During a webcast to present the preliminary findings of the GFMS' 'Interim Silver Market Review’, global head of metal analytics Philip Klapwijk pointed to strong investment demand, albeit in a small market, and the rising intertwined gold price, which would lift the price of silver to between $33/oz and $47/oz, with a 25% probability of significantly higher prices.
However, the consultancy cautioned that sentiment could prove volatile and that there was still scope for short-term downside, as the bleak economic outlook in developed countries might see investors shy away from so-called risky assets, particularly in light of the looming 'fiscal cliff' in the US and European stagnation.
The current-year silver price had moved sideways to downward, having declined to October 31 by 13.6% when compared with 2011 at an average of $30.92/oz. However, during this year the price had improved by 12.2%.
The Thomson Reuters unit highlighted growing interest in precious metals, especially gold, as a hedge against possible high future inflation and currency debasement, following a series of announcements of monetary loosening from the major central banks.
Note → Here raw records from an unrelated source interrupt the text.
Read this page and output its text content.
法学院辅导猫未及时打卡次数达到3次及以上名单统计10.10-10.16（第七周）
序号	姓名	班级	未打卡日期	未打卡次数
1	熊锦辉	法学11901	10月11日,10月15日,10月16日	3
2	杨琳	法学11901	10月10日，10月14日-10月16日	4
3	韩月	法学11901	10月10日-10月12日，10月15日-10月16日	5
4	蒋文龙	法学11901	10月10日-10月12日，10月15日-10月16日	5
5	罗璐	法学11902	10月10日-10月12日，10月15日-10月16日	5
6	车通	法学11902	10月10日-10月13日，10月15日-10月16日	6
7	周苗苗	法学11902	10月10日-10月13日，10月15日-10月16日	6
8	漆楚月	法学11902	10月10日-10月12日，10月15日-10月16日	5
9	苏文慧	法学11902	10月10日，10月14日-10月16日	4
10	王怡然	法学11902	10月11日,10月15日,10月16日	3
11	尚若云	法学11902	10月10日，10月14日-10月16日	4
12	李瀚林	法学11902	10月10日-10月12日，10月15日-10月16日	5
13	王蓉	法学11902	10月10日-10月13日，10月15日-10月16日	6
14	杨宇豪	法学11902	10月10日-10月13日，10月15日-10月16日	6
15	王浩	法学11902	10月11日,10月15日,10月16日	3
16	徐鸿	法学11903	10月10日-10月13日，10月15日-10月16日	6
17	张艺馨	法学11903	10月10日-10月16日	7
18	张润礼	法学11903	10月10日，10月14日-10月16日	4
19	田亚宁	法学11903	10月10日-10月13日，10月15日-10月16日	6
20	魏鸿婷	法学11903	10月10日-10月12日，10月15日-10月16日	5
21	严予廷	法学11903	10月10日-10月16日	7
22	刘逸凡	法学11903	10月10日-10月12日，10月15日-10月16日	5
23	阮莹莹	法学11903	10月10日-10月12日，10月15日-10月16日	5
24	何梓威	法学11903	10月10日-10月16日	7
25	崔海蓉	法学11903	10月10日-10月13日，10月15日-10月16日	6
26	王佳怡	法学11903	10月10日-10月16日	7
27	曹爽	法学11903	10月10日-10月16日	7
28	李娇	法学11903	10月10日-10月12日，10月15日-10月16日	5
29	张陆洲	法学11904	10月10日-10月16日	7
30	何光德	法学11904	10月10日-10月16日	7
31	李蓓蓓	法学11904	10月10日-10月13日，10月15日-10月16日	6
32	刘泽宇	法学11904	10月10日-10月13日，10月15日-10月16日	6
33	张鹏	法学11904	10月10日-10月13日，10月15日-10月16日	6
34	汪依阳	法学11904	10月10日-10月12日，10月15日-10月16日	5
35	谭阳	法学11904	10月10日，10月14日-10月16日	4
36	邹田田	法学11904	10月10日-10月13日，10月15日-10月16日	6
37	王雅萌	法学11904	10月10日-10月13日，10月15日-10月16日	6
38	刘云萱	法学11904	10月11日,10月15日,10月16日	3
Klapwijk said the rejuvenated gold market, along with ongoing monetary loosening, persistent ultra-low short-term interest rates and rising fears about high inflation in the long run, rekindled investors’ interest in silver. In fact, investor activity was the main driver behind the price rally to above $37/oz in February and renewed price strength in August.
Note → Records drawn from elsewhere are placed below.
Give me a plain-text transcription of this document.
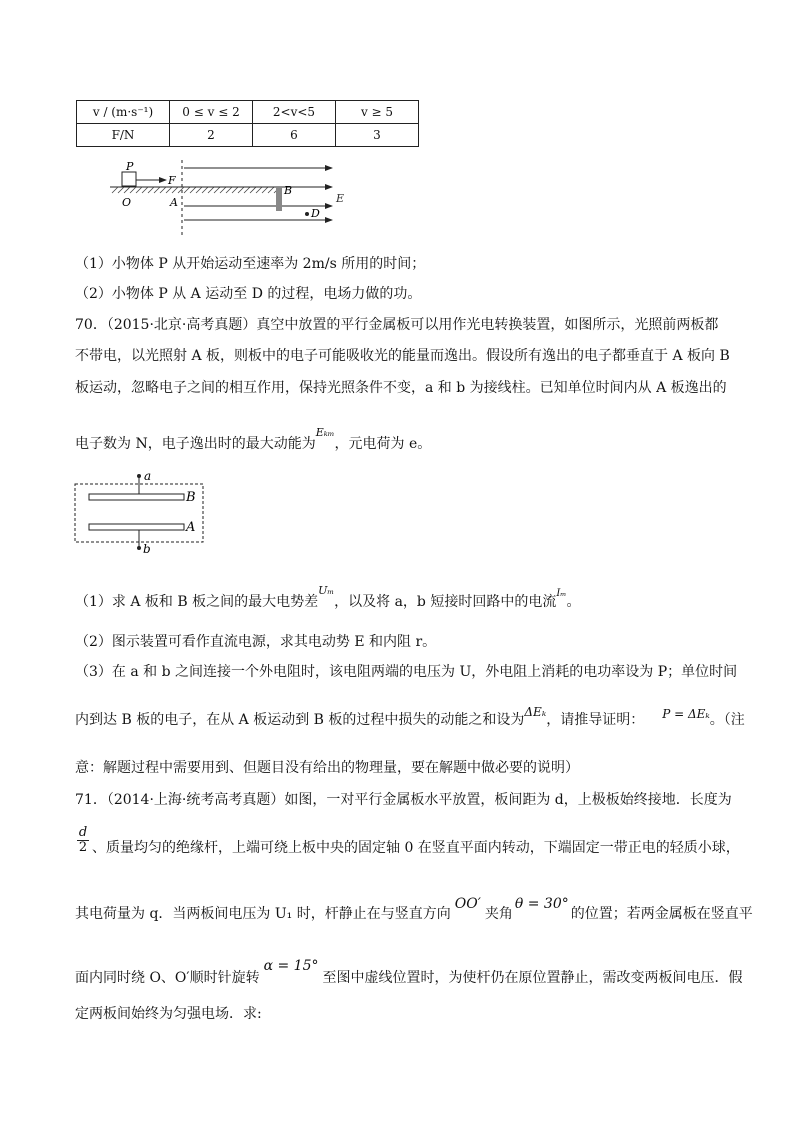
v / (m·s⁻¹)	0 ≤ v ≤ 2	2<v<5	v ≥ 5
F/N	2	6	3
P
F
B
E
D
O	A
（1）小物体 P 从开始运动至速率为 2m/s 所用的时间；
（2）小物体 P 从 A 运动至 D 的过程，电场力做的功。
70．（2015·北京·高考真题）真空中放置的平行金属板可以用作光电转换装置，如图所示，光照前两板都
不带电，以光照射 A 板，则板中的电子可能吸收光的能量而逸出。假设所有逸出的电子都垂直于 A 板向 B
板运动，忽略电子之间的相互作用，保持光照条件不变，a 和 b 为接线柱。已知单位时间内从 A 板逸出的
电子数为 N，电子逸出时的最大动能为$^{E_{km}}$，元电荷为 e。
a
B
A
b
（1）求 A 板和 B 板之间的最大电势差$^{U_m}$，以及将 a，b 短接时回路中的电流$^{I_m}$。
（2）图示装置可看作直流电源，求其电动势 E 和内阻 r。
（3）在 a 和 b 之间连接一个外电阻时，该电阻两端的电压为 U，外电阻上消耗的电功率设为 P；单位时间
内到达 B 板的电子，在从 A 板运动到 B 板的过程中损失的动能之和设为ΔEₖ，请推导证明： P = ΔEₖ。（注
意：解题过程中需要用到、但题目没有给出的物理量，要在解题中做必要的说明）
71．（2014·上海·统考高考真题）如图，一对平行金属板水平放置，板间距为 d，上极板始终接地．长度为
$\frac{d}{2}$ 、质量均匀的绝缘杆，上端可绕上板中央的固定轴 0 在竖直平面内转动，下端固定一带正电的轻质小球，
其电荷量为 q．当两板间电压为 U₁ 时，杆静止在与竖直方向OO′夹角θ = 30°的位置；若两金属板在竖直平
面内同时绕 O、O′顺时针旋转α = 15°至图中虚线位置时，为使杆仍在原位置静止，需改变两板间电压．假
定两板间始终为匀强电场．求:
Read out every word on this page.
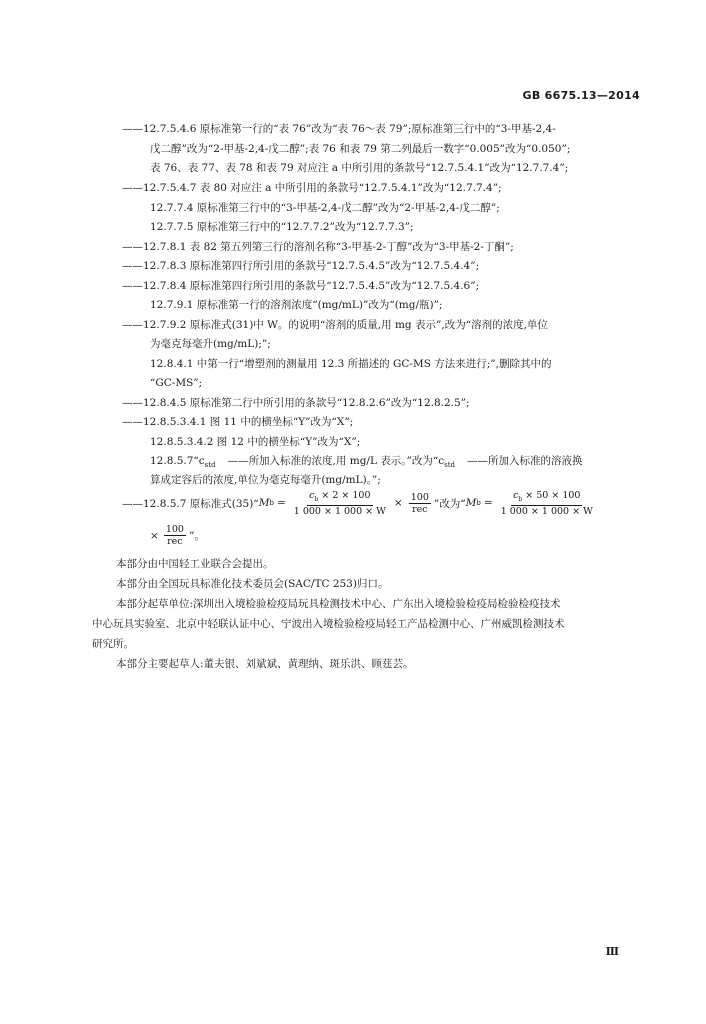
GB 6675.13—2014
——12.7.5.4.6 原标准第一行的“表 76”改为“表 76～表 79”;原标准第三行中的“3-甲基-2,4-
戊二醇”改为“2-甲基-2,4-戊二醇”;表 76 和表 79 第二列最后一数字“0.005”改为“0.050”;
表 76、表 77、表 78 和表 79 对应注 a 中所引用的条款号“12.7.5.4.1”改为“12.7.7.4”;
——12.7.5.4.7 表 80 对应注 a 中所引用的条款号“12.7.5.4.1”改为“12.7.7.4”;
12.7.7.4 原标准第三行中的“3-甲基-2,4-戊二醇”改为“2-甲基-2,4-戊二醇”;
12.7.7.5 原标准第三行中的“12.7.7.2”改为“12.7.7.3”;
——12.7.8.1 表 82 第五列第三行的溶剂名称“3-甲基-2-丁醇”改为“3-甲基-2-丁酮”;
——12.7.8.3 原标准第四行所引用的条款号“12.7.5.4.5”改为“12.7.5.4.4”;
——12.7.8.4 原标准第四行所引用的条款号“12.7.5.4.5”改为“12.7.5.4.6”;
12.7.9.1 原标准第一行的溶剂浓度“(mg/mL)”改为“(mg/瓶)”;
——12.7.9.2 原标准式(31)中 W。的说明“溶剂的质量,用 mg 表示”,改为“溶剂的浓度,单位
为毫克每毫升(mg/mL);”;
12.8.4.1 中第一行“增塑剂的测量用 12.3 所描述的 GC-MS 方法来进行;”,删除其中的
“GC-MS”;
——12.8.4.5 原标准第二行中所引用的条款号“12.8.2.6”改为“12.8.2.5”;
——12.8.5.3.4.1 图 11 中的横坐标“Y”改为“X”;
12.8.5.3.4.2 图 12 中的横坐标“Y”改为“X”;
$12.8.5.7“c_{std}$ ——所加入标准的浓度,用 mg/L 表示。”改为“$c_{std}$ ——所加入标准的溶液换
算成定容后的浓度,单位为毫克每毫升(mg/mL)。”;
——12.8.5.7 原标准式(35)“ M $b = \frac{c_b \times 2 \times 100}{1 000 \times 1 000 \times W} \times \frac{100}{\text{rec}}$ ”改为“ M $b = \frac{c_b \times 50 \times 100}{1 000 \times 1 000 \times W}$
× $\frac{100}{\text{rec}}$ ”。
本部分由中国轻工业联合会提出。
本部分由全国玩具标准化技术委员会(SAC/TC 253)归口。
本部分起草单位:深圳出入境检验检疫局玩具检测技术中心、广东出入境检验检疫局检验检疫技术
中心玩具实验室、北京中轻联认证中心、宁波出入境检验检疫局轻工产品检测中心、广州威凯检测技术
研究所。
本部分主要起草人:董夫银、刘斌斌、黄理纳、斑乐洪、顾莛芸。
Ⅲ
However, GFMS expected a silver market surplus of more than 300-million ounces this year – the result of an “extraordinary” sustained rise in mining output, whether as a result of primary mining or by-product production. From 2003, silver output had increased by 200-million ounces.
The “fundamental” surplus was, therefore, set to increase this year and, with limited scope for dehedging by producers, GFMS said the gap between supply and demand would have to be filled by investors.
Klapwijk said mine production was expected to increase by 4%, or 33-million ounces, this year and producer dehedging of ten-million ounces is expected as producers delivered silver into outstanding positions faster than they are replaced.
China, Mexico and Russia are expected to post the most significant increases in silver output, while Turkey, the US and Chile are expected to post a decline in silver output.
A factor working against increasing the silver price is the fact that silver is increasingly placed in the same industrial-metals basket as base metals such as copper and, as a result of the subdued global economy and dimmed manufacturing, the metal fails to solicit demand from the industrial sector. The total fabrication demand is expected to drop by 8% this year, the second year of declining industrial demand.
Scrap supply is set to marginally increase this year as gains in India from jewellery and silverware recycling offset losses in the US.
Jewellery demand is set to post modest growth this year as healthy gains in emerging markets will more than offset losses in western countries.
In contrast, both silverware and photographic demand continue their long-term trend of decline.
Silver demand for producing coins is also set to decline by 24%, to below 90-million ounces.